Actually that is not a reason in my view, it is lack of buying support which is not the same. A lack of buying support can see any instrument collapse in price and sometimes with almost no selling. Conversely, sometimes there can be huge selling and prices don't decline.
 
Actually that is not a reason in my view, it is lack of buying support which is not the same. A lack of buying support can see any instrument collapse in price and sometimes with almost no selling. Conversely, sometimes there can be huge selling and prices don't decline.

so the GBP is losing value against most other G8's at the moment and people are not selecting it as the sell currency in their pair selection.........

interesting theory T........:cool:
N
 
What I was trying to get across is that instrument price decline is more to do with lacking of buying support than people selling. There are good examples of this where the volume of selling can be enormous and yet price has not declined and other cases where volume is very low and yet price collapses.
 
What I was trying to get across is that instrument price decline is more to do with lacking of buying support than people selling. There are good examples of this where the volume of selling can be enormous and yet price has not declined and other cases where volume is very low and yet price collapses.

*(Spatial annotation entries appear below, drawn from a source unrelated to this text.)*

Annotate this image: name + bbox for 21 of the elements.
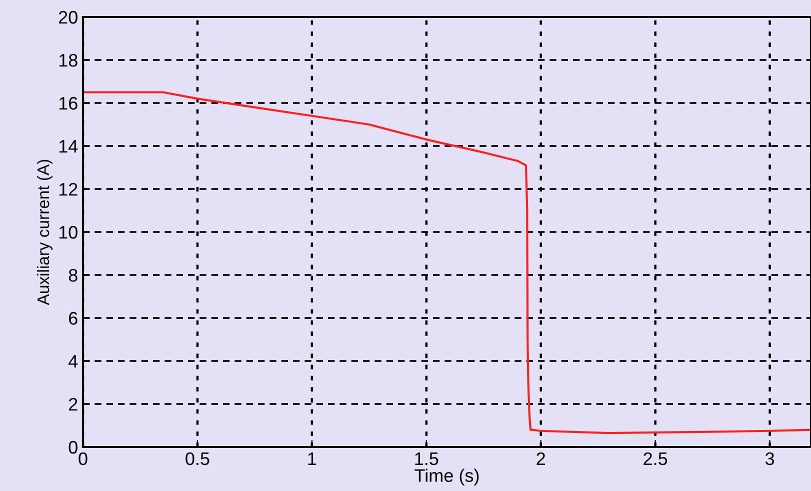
y-axis-title: Auxiliary current (A) xyxy=(36,160,52,306)
y-tick-label: 4 xyxy=(68,355,78,368)
y-tick-label: 16 xyxy=(59,96,78,110)
y-tick-label: 20 xyxy=(58,10,78,24)
y-tick-label: 6 xyxy=(69,312,78,325)
y-tick-label: 18 xyxy=(59,54,78,67)
x-tick-label: 1 xyxy=(308,452,316,465)
x-tick-label: 2.5 xyxy=(644,452,668,466)
y-tick-label: 12 xyxy=(59,182,78,196)
x-tick-label: 0 xyxy=(78,452,88,466)
y-tick-label: 0 xyxy=(68,440,78,454)
y-tick-label: 14 xyxy=(59,140,78,153)
x-axis-title: Time (s) xyxy=(414,468,479,486)
line-series xyxy=(83,91,811,434)
y-tick-label: 2 xyxy=(69,398,78,411)
x-tick-label: 2 xyxy=(536,452,545,465)
x-tick-label: 1.5 xyxy=(415,452,438,466)
y-tick-label: 8 xyxy=(68,268,78,282)
x-tick-label: 3 xyxy=(765,452,774,466)
x-tick-label: 0.5 xyxy=(186,452,210,466)
y-tick-label: 10 xyxy=(59,226,78,239)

I hear what you are saying, it's simple supply and demand at work. Very few participants want to step up and go long the pound at present hence it doesn't take many sellers to consume the buyers liquidity.

This plays out in extreme example like the flash crash where many automated trading systems were turned off removing liquidity, the market could not find a bid as the handles plummeted. Price was falling fast on little volume.

To a certain extent I think the consuming and lack of opposing liquidity is a positive feedback loop.

The technical signs in the market were for more bearish moves in the last week and it is strange how the news flow often comes out in support of the technical signs. The GDP data miss on Friday was an example of this and we were down 100 pips shortly after the news broke.